A mere 14 percent of organizations globally are fully prepared to deploy and leverage Artificial Intelligence (AI)-powered technologies, according to Cisco’ inaugural AI Readiness Index released on Tuesday.
Cisco said in a statement that its new research found that while AI adoption has been slowly progressing for decades, the advancements in generative AI, coupled with public availability in the past year, are driving greater attention to the challenges, changes and new possibilities posed by the technology.
While 84 percent of respondents believe AI will have a significant impact on their business operations, the report also raised new issues around data privacy and security.
The Index findings showed that companies experience the most challenges when it comes to leveraging AI alongside their data.
In fact, 81 percent of respondents admit that this is due to data existing in silos across their organizations.
However, there is also positive news as findings from the index revealed that companies are taking many proactive measures to prepare for an AI-centric future.
This could be driven by the fact that most (97 percent) respondents said the urgency to deploy AI technologies in their organization has increased in the past six months, with IT infrastructure and cybersecurity reported as the top priority areas for AI deployments.
While only 14 percent of companies are pacesetters (fully prepared), the research found that more than half (52 percent) of companies globally are considered laggards (unprepared) at 4 percent, or followers (limited preparedness) at 48 percent.
Meanwhile, 61 percent of respondents believe they have a maximum of one year to implement an AI strategy before their organization begins to incur significant negative business impact.
73 percent of organizations benchmarked as either pacesetters or chasers, and only 4 percent were found to be laggards.
Additionally, 95 percent of organizations already have a highly defined AI strategy in place or are in the process of developing one, which is a positive sign, but shows there is more to do.
The report also showed 95 percent of businesses are aware that AI will increase infrastructure workloads, but only 17 percent of organizations have networks that are fully flexible to handle this complexity.
Meanwhile, 23 percent of companies have limited or no scalability at all when it comes to meeting new AI challenges within their current IT infrastructures.
In addition, 30 percent say the latency and throughput of their network is not optimal or sub-optimal, and 48 percent agree that they need further improvements on this front to cater to future needs.
While data serves as the backbone needed for AI operations, it is also the area where readiness is the weakest, with the greatest number of laggards (17 percent) compared to other pillars.
It is noted 81 percent of all respondents claim some degree of siloed or fragmented data in their organization.
This poses a critical challenge as the complexity of integrating data that resides in various sources and making it available for AI implications can impact the ability to leverage the full potential of these applications.
Meanwhile, boards and leadership teams are the most likely to embrace the changes brought about by AI, with 82 percent of both groups showing high or moderate receptiveness.
However, there is more work to be done to engage middle management where 22 percent have either limited or no receptiveness to AI and among employees where close to a third (31 percent) of organizations report employees are limited in their willingness to adopt AI or outright resistant.
The need for AI skills also reveals a new-age digital divide.

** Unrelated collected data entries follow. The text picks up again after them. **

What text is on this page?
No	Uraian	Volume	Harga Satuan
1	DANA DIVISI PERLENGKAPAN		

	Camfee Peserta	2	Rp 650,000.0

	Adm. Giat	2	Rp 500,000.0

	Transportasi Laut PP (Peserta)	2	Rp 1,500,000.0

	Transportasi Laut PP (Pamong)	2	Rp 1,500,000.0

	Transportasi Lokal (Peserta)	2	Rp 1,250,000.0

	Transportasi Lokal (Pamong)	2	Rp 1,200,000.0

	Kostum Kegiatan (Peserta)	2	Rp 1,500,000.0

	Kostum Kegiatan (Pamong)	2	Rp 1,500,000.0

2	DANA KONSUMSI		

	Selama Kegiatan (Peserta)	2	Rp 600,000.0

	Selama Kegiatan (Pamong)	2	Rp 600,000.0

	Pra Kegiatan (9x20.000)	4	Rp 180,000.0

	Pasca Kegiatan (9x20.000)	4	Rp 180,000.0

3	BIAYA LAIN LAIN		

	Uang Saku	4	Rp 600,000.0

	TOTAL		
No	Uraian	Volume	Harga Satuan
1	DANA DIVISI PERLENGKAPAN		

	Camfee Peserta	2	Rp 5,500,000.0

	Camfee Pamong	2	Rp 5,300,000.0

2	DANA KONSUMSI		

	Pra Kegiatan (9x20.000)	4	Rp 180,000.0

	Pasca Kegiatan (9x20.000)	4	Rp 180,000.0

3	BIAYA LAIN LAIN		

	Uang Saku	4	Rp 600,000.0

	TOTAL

While 90 percent of respondents said they have invested in upleveling existing employee skillsets, 29 percent expressed doubt about the availability of sufficiently skilled talent.
These factors include data privacy and data sovereignty, and the understanding of and compliance with global regulations.
Additionally, close attention must be paid to the concepts of bias, fairness, and transparency in both data and algorithms.
The report also showed culture pillar had the lowest number of pacesetters (9 percent) compared to other categories driven largely by the fact that only 21 percent have comprehensive change management plans for widespread AI adoption.
It noted that C-Suite executives are the most receptive to embracing internal AI changes and must take the lead in developing comprehensive plans and communicating them clearly to middle management and employees who have relatively lower rates of acceptance.
The good news is that motivation is high as nearly eight out of 10 (79 percent) say their organization is embracing AI with a moderate to high level of urgency. Meanwhile, only 2 percent said they were resistant to change.
“The race to AI Readiness is on, with organizations under intense pressure to shift from strategic planning to execution mode in order to capitalize on the transformative potential that AI represents,” said Liz Centoni, Executive Vice President and General Manager, Applications and Chief Strategy Officer, Cisco.
“To realize the benefit of AI-powered products and services, companies need solutions that secure and observe their AI models and toolchains to ensure performance, secure sensitive data and systems, and deliver trustworthy and responsible AI outcomes,” she added.
The Index, which surveyed over 8,000 global companies, was developed in response to the accelerating adoption of AI, a generational shift that is impacting almost every area of business and daily life.
The report highlights companies’ preparedness to utilize and deploy AI, showcasing critical gaps across key business pillars and infrastructures that pose serious risks for the near future.